In terms of knowing about homeschooling, though, I can
also say that I personally do know more than the average person. I was
homeschooled for fourth and fifth grade, and can confidently say that the two
years I spent with my father as my teacher were responsible for countless
positive outcomes in my life — ones that I wouldn’t have had otherwise. For
example: Before I was homeschooled, I was struggling to learn math the way that
the public school had been teaching it, and getting the chance to learn some
fundamentals in a way that worked for my own particular brain was
instrumental in making the subject much easier for me in the future.
But that wasn’t all. See, unlike math, I loved reading and
writing. Those subjects had always come easily to me, and I enjoyed them.
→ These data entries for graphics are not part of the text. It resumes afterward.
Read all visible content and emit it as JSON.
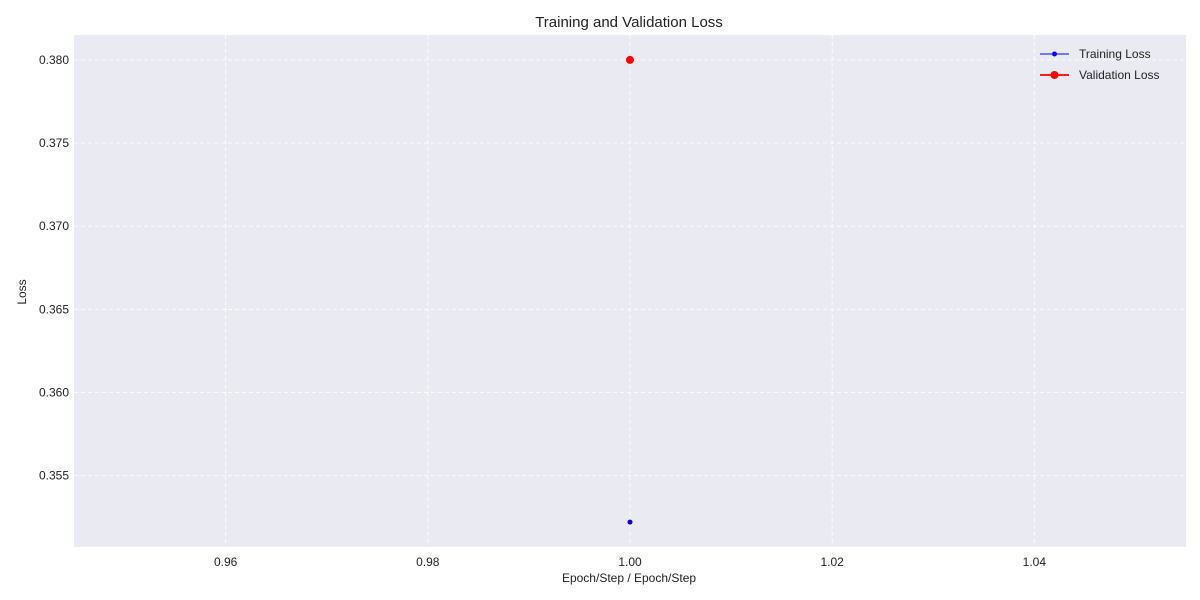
{
  "chart_data": {
    "type": "line",
    "title": "Training and Validation Loss",
    "xlabel": "Epoch/Step / Epoch/Step",
    "ylabel": "Loss",
    "xlim": [
      0.945,
      1.055
    ],
    "ylim": [
      0.3507,
      0.3815
    ],
    "x_ticks": [
      0.96,
      0.98,
      1.0,
      1.02,
      1.04
    ],
    "x_tick_labels": [
      "0.96",
      "0.98",
      "1.00",
      "1.02",
      "1.04"
    ],
    "y_ticks": [
      0.355,
      0.36,
      0.365,
      0.37,
      0.375,
      0.38
    ],
    "y_tick_labels": [
      "0.355",
      "0.360",
      "0.365",
      "0.370",
      "0.375",
      "0.380"
    ],
    "grid": true,
    "legend_position": "top-right",
    "series": [
      {
        "name": "Training Loss",
        "color": "#0000ff",
        "marker": "small-dot",
        "x": [
          1.0
        ],
        "y": [
          0.3522
        ]
      },
      {
        "name": "Validation Loss",
        "color": "#ff0000",
        "marker": "dot",
        "x": [
          1.0
        ],
        "y": [
          0.38
        ]
      }
    ]
  },
  "colors": {
    "plot_background": "#eaeaf2",
    "grid": "#ffffff"
  }
}
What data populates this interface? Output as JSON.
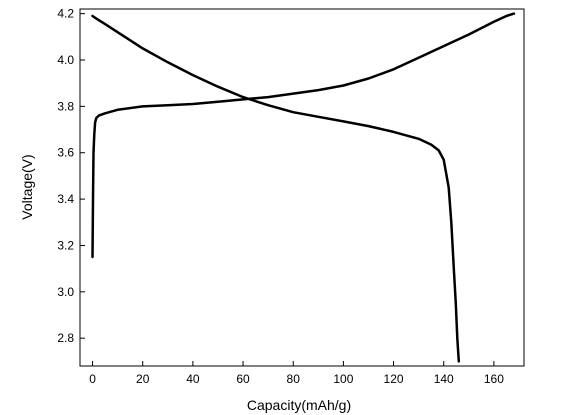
{
  "chart_data": {
    "type": "line",
    "title": "",
    "xlabel": "Capacity(mAh/g)",
    "ylabel": "Voltage(V)",
    "xlim": [
      -5,
      172
    ],
    "ylim": [
      2.68,
      4.22
    ],
    "x_ticks": [
      0,
      20,
      40,
      60,
      80,
      100,
      120,
      140,
      160
    ],
    "y_ticks": [
      2.8,
      3.0,
      3.2,
      3.4,
      3.6,
      3.8,
      4.0,
      4.2
    ],
    "y_tick_labels": [
      "2.8",
      "3.0",
      "3.2",
      "3.4",
      "3.6",
      "3.8",
      "4.0",
      "4.2"
    ],
    "grid": false,
    "legend": "none",
    "line_color": "#000000",
    "series": [
      {
        "x": [
          0,
          0.2,
          0.4,
          0.7,
          1,
          1.5,
          2.5,
          5,
          10,
          20,
          30,
          40,
          50,
          60,
          70,
          80,
          90,
          100,
          110,
          120,
          130,
          140,
          150,
          160,
          165,
          168
        ],
        "y": [
          3.15,
          3.4,
          3.6,
          3.68,
          3.73,
          3.75,
          3.76,
          3.77,
          3.785,
          3.8,
          3.805,
          3.81,
          3.82,
          3.83,
          3.84,
          3.855,
          3.87,
          3.89,
          3.92,
          3.96,
          4.01,
          4.06,
          4.11,
          4.165,
          4.19,
          4.2
        ]
      },
      {
        "x": [
          0,
          2,
          5,
          10,
          20,
          30,
          40,
          50,
          60,
          70,
          80,
          90,
          100,
          110,
          120,
          130,
          135,
          138,
          140,
          142,
          143,
          144,
          144.8,
          145.4,
          146
        ],
        "y": [
          4.19,
          4.175,
          4.155,
          4.12,
          4.05,
          3.99,
          3.935,
          3.885,
          3.84,
          3.805,
          3.775,
          3.755,
          3.735,
          3.715,
          3.69,
          3.66,
          3.635,
          3.61,
          3.57,
          3.45,
          3.3,
          3.1,
          2.95,
          2.8,
          2.7
        ]
      }
    ]
  }
}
Homeschooling provided an advantage for me in this area, too. It allowed me to
learn advanced aspects of grammar. I had the liberty to read works of
literature that I wouldn’t have studied in a traditional school because they
would have been “above” the designated level for my classroom. I wrote poetry
and short stories about subjects of my own choosing. When I returned to public
school in the sixth grade, the English lessons were things that I’d already
learned — but fortunately, having had the opportunity to develop a love of
writing and curiosity about books is something that kept me reading and writing
what I wanted in my own time. Hell, I’m still doing it now.
Finally, it’s also patently ignorant how Bartholet aims
to use the fact that children must be exposed to varying viewpoints and people
while they’re growing up as some kind of argument against homeschooling.
McDonald states that “research on homeschoolers finds that they are tightly
connected with their larger community and may have more community involvement
and participation in extracurricular and volunteer activities than schooled
children due to their more flexible schedules and interaction with a wide
assortment of community members,” and I’m not surprised. In fact, this was my
experience exactly.
I mean, does Bartholet think not attending a traditional
school somehow means that I never left the house at all? Because honestly, that
couldn’t have been less true. I was quite active in my community, even
participating in activities such as Girl Scouts with my friends from public
school. I didn’t miss out on any of that.
In fact, I was actually exposed to far more experiences
and perspectives specifically because I was homeschooled. I was able to
act in community theater plays at multiple venues, interacting with all kinds
of interesting people from various walks of life, without having to
worry that a late-night dress rehearsal would make me too exhausted to learn in
the morning because my schedule revolved around me. For the same
reason, my family was able to take a random trip to New York City to see my
father’s friend’s play — and within hours of arrival, I decided I was definitely
going to move here when I grew up and work either on a stage, in front of a
camera, or both. I had the luxury of learning from truly transformative, unique
experiences, ones that I certainly wouldn’t have had if I’d been forced to
spend that time square dancing in a gymnasium.
Harvard Magazine points out that “rapidly
increasing” numbers of Americans are choosing to homeschool their children. (By
“choosing,” by the way, I mean that this was true before coronavirus
essentially forced this lifestyle on everyone.) Bartholet apparently sees this
as some kind of tragedy that will lead to a future generation full of sexist
Nazis who don’t know how to read, but this simply isn’t fair. No, homeschooling
isn’t perfect for everyone, but it can and has worked uniquely well for
many people, myself included. We shouldn’t be taking that option away, and
certainly not in the name of stopping authoritarianism. It isn’t hard to
see how completely a**-backwards that “logic” is — after all, even a former
homeschooler like me was able to figure it out.